# FakeScope: Fact-Check + LLM Review Pipeline

This notebook builds a pipeline to: (3) compare your model's prediction against Google Fact Check results, (4) produce a teacher–student LLM review, (5) explain why a claim is not fake (when applicable), and (6) ask an LLM to reflect on your model (prompt engineering hints).

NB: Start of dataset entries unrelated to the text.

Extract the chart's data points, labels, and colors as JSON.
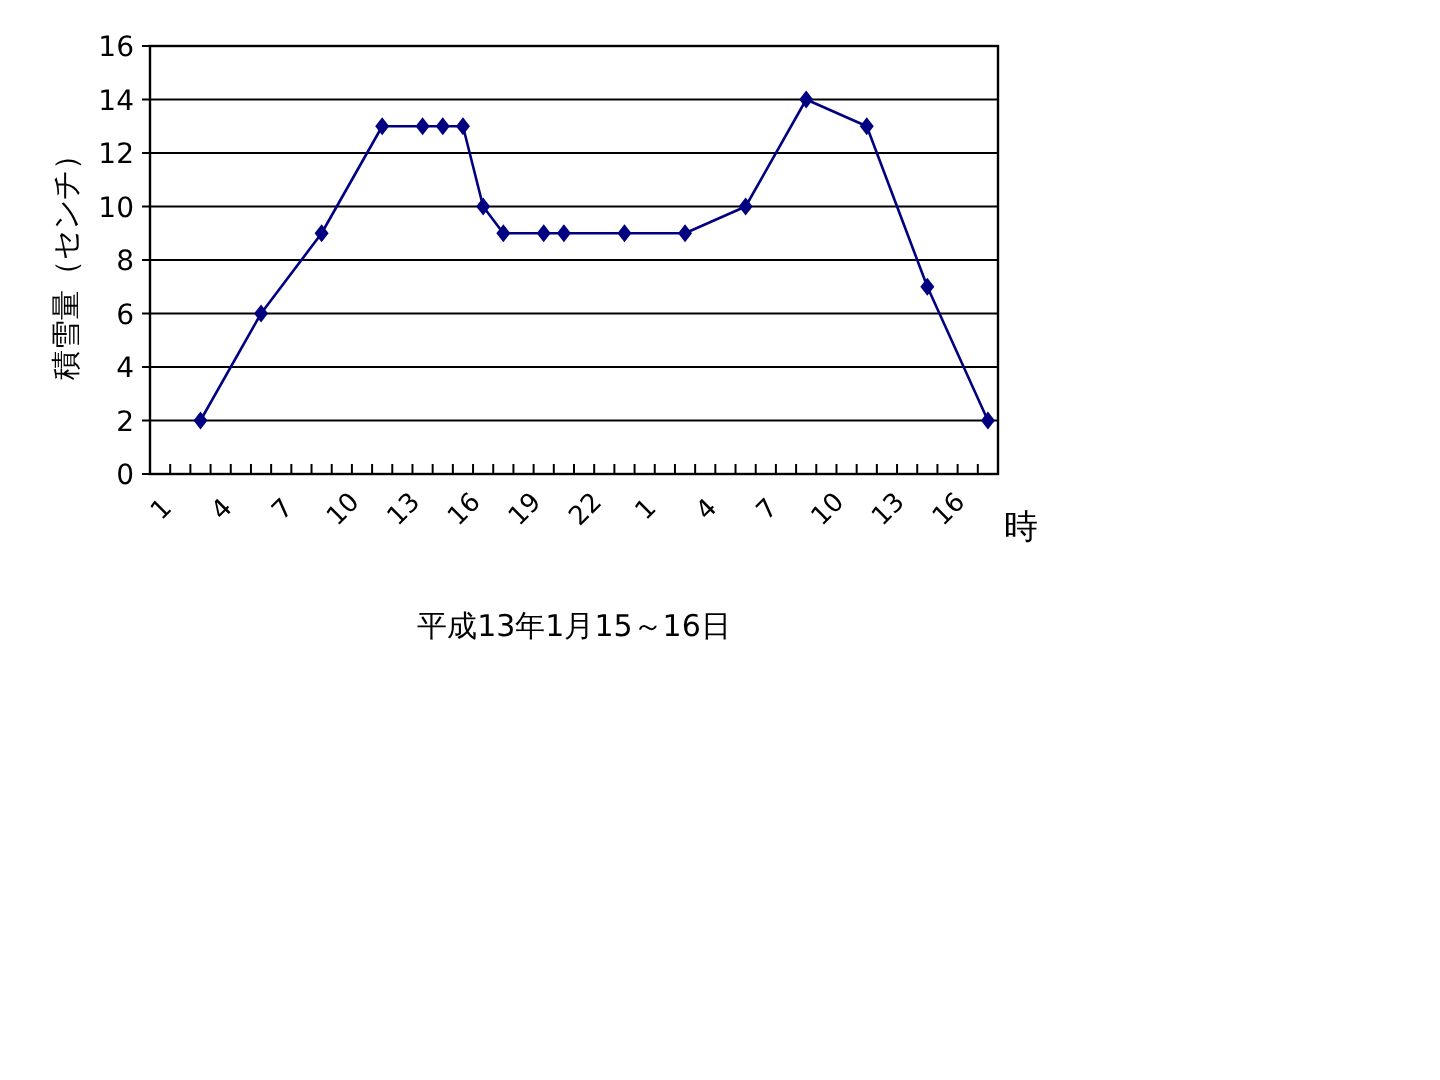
{
  "chart_data": {
    "type": "line",
    "ylabel": "積雪量（センチ）",
    "xlabel": "平成13年1月15～16日",
    "annotations": [
      "時"
    ],
    "categories": [
      "1",
      null,
      null,
      "4",
      null,
      null,
      "7",
      null,
      null,
      "10",
      null,
      null,
      "13",
      null,
      null,
      "16",
      null,
      null,
      "19",
      null,
      null,
      "22",
      null,
      null,
      "1",
      null,
      null,
      "4",
      null,
      null,
      "7",
      null,
      null,
      "10",
      null,
      null,
      "13",
      null,
      null,
      "16",
      null,
      null
    ],
    "series": [
      {
        "color": "#000080",
        "values": [
          null,
          null,
          2,
          null,
          null,
          6,
          null,
          null,
          9,
          null,
          null,
          13,
          null,
          13,
          13,
          13,
          10,
          9,
          null,
          9,
          9,
          null,
          null,
          9,
          null,
          null,
          9,
          null,
          null,
          10,
          null,
          null,
          14,
          null,
          null,
          13,
          null,
          null,
          7,
          null,
          null,
          2
        ]
      }
    ],
    "ylim": [
      0,
      16
    ],
    "yticks": [
      0,
      2,
      4,
      6,
      8,
      10,
      12,
      14,
      16
    ],
    "grid": "y",
    "marker": "diamond",
    "line_style": "solid"
  }
}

Environment variables required

## Notes
- If you see warnings about missing `openai` or `joblib`, install them in your environment (e.g., `pip install openai joblib`).
- Set secrets via environment variables, not in notebooks: 
  - macOS zsh example: `export OPENAI_API_KEY=...` `export GOOGLE_FACTCHECK_API_KEY=...`
- The baseline block auto-loads `tfidf_vectorizer.joblib` and `best_baseline_model.joblib` if present next to this notebook. If absent, it returns a neutral prediction.
- You can switch the LLM model name in the pipeline init to any compatible chat model available to your OpenAI account or proxy.

## Setup and usage (README)

### 1) Install dependencies

Use your Python environment (3.9+ recommended) and install from `requirements.txt`:

```bash
# macOS (zsh)
python3 -m venv .venv
source .venv/bin/activate
pip install --upgrade pip
pip install -r requirements.txt
```

Note: On Apple Silicon, PyTorch wheels are available via pip; if you face issues, visit: https://pytorch.org/get-started/locally/

### 2) Configure environment variables

Set secrets using environment variables before running the notebook:

```bash
export OPENAI_API_KEY="<your-openai-key>"
# Optional if you route through a proxy or Azure/OpenAI-compatible endpoint
# export OPENAI_API_BASE="https://your-custom-base/v1"

export GOOGLE_FACTCHECK_API_KEY="<your-google-factcheck-api-key>"
```

### 3) Local models (optional)

Place your fine-tuned transformers under one of the following folders (already in this repo):
- `distilbert_news_adapted/`
- `distilbert_fakenews_2stage/`
- `distilbert_fakenews/`

The pipeline prefers transformer predictions and falls back to the baseline (`tfidf_vectorizer.joblib` + `best_baseline_model.joblib`) if no transformer is found.

### 4) Run the pipeline

Execute the example cell in this notebook (last code cell) or call `FakeScopePipeline(...).run(text)` on your own input.

### 5) Caching

Fact check results are cached in `factcheck_cache.json` for 24 hours to reduce API calls. You can delete the file to clear the cache.

### 6) Output validation

The pipeline’s output is validated against a JSON Schema when `jsonschema` is installed. The fields `schema_valid` and `schema_error` summarize the validation result.

### 7) Troubleshooting

- If you see `openai` not found, install with `pip install openai` or re-run `pip install -r requirements.txt`.
- If transformer loading fails, ensure the model folders contain `config.json` and `model.safetensors` (and tokenizer files if needed).
- To disable transformer predictions and use only the baseline, initialize the pipeline with `use_transformer=False`.
- If the Google API returns empty results, try a shorter, more direct claim string or adjust `language_code`.